The show features his own collaboration and reinterpretation. For four hours each day, twelve dancers perform, four at a time. They take it slow, in seeming trial movements. They might be in rehearsal or at rest while others continue. Around them are the artist's sources, from dance archives and the museum's collection. They run to far more than choreographers and dancers.
Artists here take on multiple roles, and the connections run in both directions. Paul Cadmus paints another quiet moment in a dance studio, but he also designed the costumes seen in photographs and a recreation. Dorothea Tanning did costume design, too, as did Pavel Tchelitchew, restraining the American Surrealism in their paintings. Joseph Cornell contributed the cover to a history of dance by Lincoln Kirstein (who also sat for Walker Evans). Gaston Lachaise looked to dance for his sculpture, like Edgar Degas before him but more massive and murkier. A set for George Balanchine appears here as an ominous work of art.

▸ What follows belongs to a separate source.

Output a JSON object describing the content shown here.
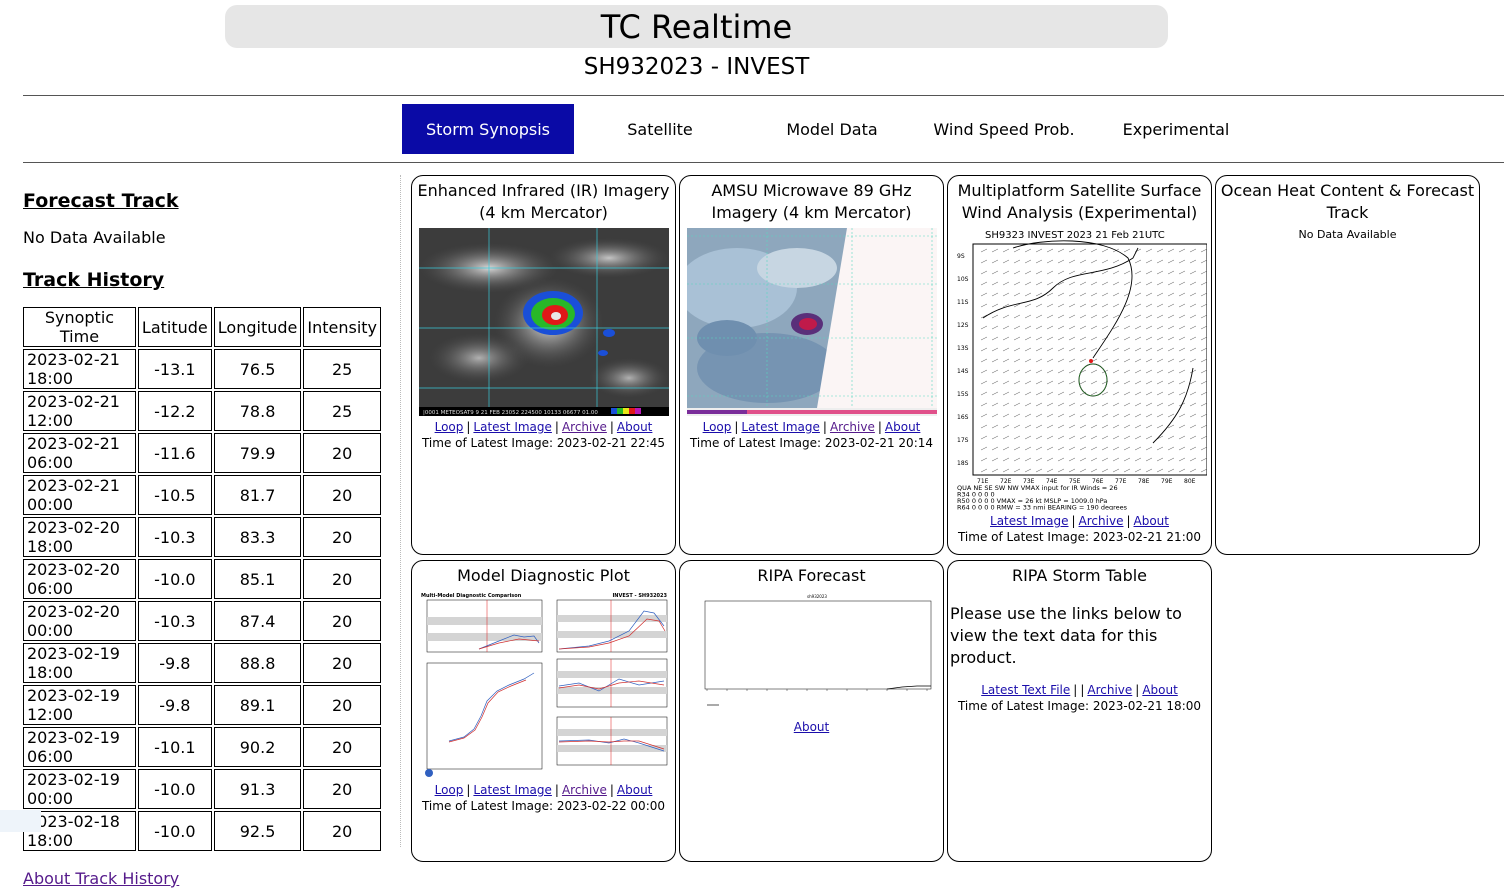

John Storrs may not have had dance in mind for his Cubism or Man Ray for his c-clamp clutching a silvery tower, but Mauss found inspiration in them as well. He pored over the museum's holdings with the curators, Scott Rothkopf and Elisabeth Sussman with Greta Hartenstein and Allie Tepper. He even throws in an earlier recreation. Sturtevant, who paid tribute to Marcel Duchamp for the 2006 Whitney Biennial, restaged in 1967 the cancellation (owing to a dancer's illness) of a 1924 ballet by Francis Picabia with music by Erik Satie, film by René Clair, and a passing appearance by Duchamp himself. Picabia hardly knew what was coming when he called the ballet Relâche (or "canceled"). Nor did ticket holders unsure whether they had seen a performance after all.
All this punning and repetition sounds postmodern enough, but Mauss is anything but critical. He calls the show "Transmissions," because the present reinvents the past for the future. A figure from the American Negro Ballet, in front of floral wallpaper, could be competing with white dancers in a slide show by Carl Van Vechten—or with President Obama in his official portrait by Kehinde Wiley. As I watched, a guard was moving her arms to join, however modestly, in the dance. Mauss shows his own hand only once, in painting on silvered glass that mirrors its surroundings. He may remake history most, though, just outside the entrance.
Film on pale hanging scrim documents Russian touring companies from the 1930s through the 1950s. To either side, George Platt Lyons photographs the New York City ballet in 1936, for Kirstein. Hans Bellmer might have posed the twisted bodies, Robert Mapplethorpe the nude flaunting his penis. A woman wears only heavy cut paper, almost like Yoko Ono in fabric for her Cut Piece. With his mock period room for the 2012 Whitney Biennial, Mauss may seem mired in the past or in his head, but he may yet have found a way out. Still in his thirties, he falls back on his tastes and his research, but through an interpretive community.
Grant Wood ran at The Whitney Museum of American Art through June 10, 2018, Nick Mauss through May 14.